The role of cardiopulmonary bypass (CPB) is to take over the function of the heart and lungs, and to deliver oxygen uninterrupted to the vital end organs for the purposes of heart-lung surgery.

The essential functions of CPB are in its ability to provide oxygenation, ventilation, circulation, temperature control, and electrolyte balance during these procedures. The extracorporeal circulation that is involved means that CPB can function as both circulatory support and respiratory support.

CPB and the cardioplegia solution (which is administered once cardiopulmonary bypass is established) provide myocardial protection and decompresses the heart, reducing the energy expenditure during the period of ischaemia that occurs during the procedure.

Figure 1 – Cardiopulmonary bypass allowing for coronary artery bypass graft (CABG) surgery to be performed

Pathophysiology

The physiological changes that occur from CPB during the intra- and post-operative periods are as a result of the whole-body inflammatory response secondary to the passage of blood though non-endothelial lined tubes. During the procedure and whilst on CPB, five plasma protein systems are seen to activate; the contact system, the intrinsic and extrinsic coagulation pathways, the complement system, and the fibrinolytic pathway.

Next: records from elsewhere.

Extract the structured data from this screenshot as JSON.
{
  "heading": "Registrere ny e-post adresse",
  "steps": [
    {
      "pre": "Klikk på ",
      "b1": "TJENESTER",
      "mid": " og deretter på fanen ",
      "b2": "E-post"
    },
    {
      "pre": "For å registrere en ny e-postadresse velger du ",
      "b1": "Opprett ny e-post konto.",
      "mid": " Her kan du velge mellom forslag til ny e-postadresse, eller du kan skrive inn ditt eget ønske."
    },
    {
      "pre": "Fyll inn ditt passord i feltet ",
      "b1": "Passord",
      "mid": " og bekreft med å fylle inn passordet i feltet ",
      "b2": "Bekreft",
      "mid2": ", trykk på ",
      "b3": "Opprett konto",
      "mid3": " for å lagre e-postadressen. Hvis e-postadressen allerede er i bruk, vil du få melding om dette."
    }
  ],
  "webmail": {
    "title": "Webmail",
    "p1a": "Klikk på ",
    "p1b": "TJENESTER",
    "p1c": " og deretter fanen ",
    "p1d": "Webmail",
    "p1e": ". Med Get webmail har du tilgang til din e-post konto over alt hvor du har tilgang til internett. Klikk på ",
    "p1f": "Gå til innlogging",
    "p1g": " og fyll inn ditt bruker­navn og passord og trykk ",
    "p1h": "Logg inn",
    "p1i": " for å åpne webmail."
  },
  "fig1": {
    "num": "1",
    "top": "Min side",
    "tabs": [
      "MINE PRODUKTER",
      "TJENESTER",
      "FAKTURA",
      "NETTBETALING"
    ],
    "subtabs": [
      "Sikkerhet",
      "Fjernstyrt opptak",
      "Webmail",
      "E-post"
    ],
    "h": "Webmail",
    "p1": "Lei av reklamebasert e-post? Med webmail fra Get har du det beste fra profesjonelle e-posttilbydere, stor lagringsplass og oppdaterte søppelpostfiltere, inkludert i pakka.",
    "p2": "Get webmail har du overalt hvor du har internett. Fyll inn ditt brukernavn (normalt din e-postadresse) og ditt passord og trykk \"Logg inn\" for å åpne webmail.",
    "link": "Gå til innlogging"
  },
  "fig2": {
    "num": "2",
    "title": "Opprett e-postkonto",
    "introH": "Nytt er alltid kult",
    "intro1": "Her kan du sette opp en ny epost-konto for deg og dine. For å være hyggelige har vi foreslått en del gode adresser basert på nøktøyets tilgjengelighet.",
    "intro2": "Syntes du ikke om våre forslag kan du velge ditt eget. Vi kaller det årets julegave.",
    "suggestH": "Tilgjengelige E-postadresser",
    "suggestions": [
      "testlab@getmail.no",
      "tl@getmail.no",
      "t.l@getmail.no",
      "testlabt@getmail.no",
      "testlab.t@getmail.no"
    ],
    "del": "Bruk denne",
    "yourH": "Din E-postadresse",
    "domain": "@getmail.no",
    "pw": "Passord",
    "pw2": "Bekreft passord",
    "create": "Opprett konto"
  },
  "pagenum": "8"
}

The initial contact with the non-endothelial lined tubes activates the contact system; factor XI (which is part of contact system) in turn will activate the intrinsic coagulation pathway, whilst tissue damage during the surgery itself activates the extrinsic coagulation pathway. The complement pathway will be activated by factor XIIa (another component of the contact system), whilst endothelial cells react to circulating thrombin by producing tissue plasminogen activator that activates the fibrinolytic pathway.

Cardinal Effects on Systems

Whilst there are sizeable benefits of CPB, there remain systemic side-effects that occur with its use.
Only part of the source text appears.